The students plan additional events and hope to call attention to the plight of approximately 12 million illegal immigrants living in the U.S. They seek federal reform of the immigration laws, even at the risk of deportation.
According to the PEW Hispanic Center in Washington, D.C. about 65,000 illegal immigrants graduate from U.S. high schools each year. Many were brought to the U.S. by their parents as babies and have closer ties to U.S. culture than their native countries. The young adult population (between ages 18 to 24) is estimated at 3.2 million.
Many in this group are in college or are college-bound. They live in fear of getting kicked out, losing scholarships and financial aid and being unable to find jobs.
Senator Dick Durbin of Illinois has introduced a bill in Congress that would allow high school graduates to continue their education or join the military as a way to become legal in the U.S. Read more about this bill and the DREAM ACT.
What are your thoughts about immigration reform?
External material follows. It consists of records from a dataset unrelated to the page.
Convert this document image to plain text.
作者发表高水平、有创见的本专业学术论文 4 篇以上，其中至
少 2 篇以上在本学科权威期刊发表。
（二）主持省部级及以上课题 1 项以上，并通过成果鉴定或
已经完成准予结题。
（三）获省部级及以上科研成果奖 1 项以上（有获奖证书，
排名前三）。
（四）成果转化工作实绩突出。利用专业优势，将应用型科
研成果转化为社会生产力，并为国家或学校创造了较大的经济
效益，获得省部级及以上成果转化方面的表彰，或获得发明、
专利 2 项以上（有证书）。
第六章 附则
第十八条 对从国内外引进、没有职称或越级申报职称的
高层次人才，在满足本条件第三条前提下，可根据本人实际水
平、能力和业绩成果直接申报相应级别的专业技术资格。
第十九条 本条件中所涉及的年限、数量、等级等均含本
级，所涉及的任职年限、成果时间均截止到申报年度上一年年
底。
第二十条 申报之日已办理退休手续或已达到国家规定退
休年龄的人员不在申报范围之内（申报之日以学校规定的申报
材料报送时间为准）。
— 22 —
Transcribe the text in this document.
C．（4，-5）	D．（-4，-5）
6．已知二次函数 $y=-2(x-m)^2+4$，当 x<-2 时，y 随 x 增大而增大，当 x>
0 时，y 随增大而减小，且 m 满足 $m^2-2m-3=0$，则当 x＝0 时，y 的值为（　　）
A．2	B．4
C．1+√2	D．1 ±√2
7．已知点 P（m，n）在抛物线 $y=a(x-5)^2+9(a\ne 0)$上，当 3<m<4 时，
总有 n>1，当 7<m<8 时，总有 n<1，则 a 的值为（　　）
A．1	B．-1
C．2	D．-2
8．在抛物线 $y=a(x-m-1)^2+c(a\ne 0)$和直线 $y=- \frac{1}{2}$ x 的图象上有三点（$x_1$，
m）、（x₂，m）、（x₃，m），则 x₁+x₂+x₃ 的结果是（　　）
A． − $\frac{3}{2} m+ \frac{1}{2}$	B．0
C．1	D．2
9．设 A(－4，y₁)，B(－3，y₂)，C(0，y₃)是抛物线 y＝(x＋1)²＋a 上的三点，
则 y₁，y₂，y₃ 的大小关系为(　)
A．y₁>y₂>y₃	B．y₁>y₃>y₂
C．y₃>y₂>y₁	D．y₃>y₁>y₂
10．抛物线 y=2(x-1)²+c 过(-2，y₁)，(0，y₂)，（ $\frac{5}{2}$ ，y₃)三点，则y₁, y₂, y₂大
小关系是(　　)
Is this a subject you’ve discussed at school or at home? Is there a credible solution to the 12 million illegal immigrants in legal limbo in the U.S. – one that respects the rule of law while recognizing humanitarian rights and dignity? Or should the latter even be part of the conversation?
Update: Although the DREAM Act failed to pass in 2010, see here the story of one 26-year-old college graduate who continues the fight in 2011. Isabel Castillo waitresses to support herself. She cannot get a Social Security card and has become a voice in the effort to get this legislation through Congress. See her story in the New York Times below.
The Latest: On June 15, 2012, President Obama signed an executive order authorizing undocumented children to remain in the U.S. without fear of deportation. They must have been brought to the U.S. before they turned 16 and are under 30 years of age. They can apply for a work permit if they have been here for five consecutive years, have no criminal record, have completed high school, a GED program or served in the military. A background check will be done and the permit may be renewed every two years. Since this is not a law passed by Congress, it is subject to change under a new president. One fear is that those who come forward and identify themselves as undocumented by applying for benefits or a work permit may be subject to deportation in the future if the policy is changed or reversed.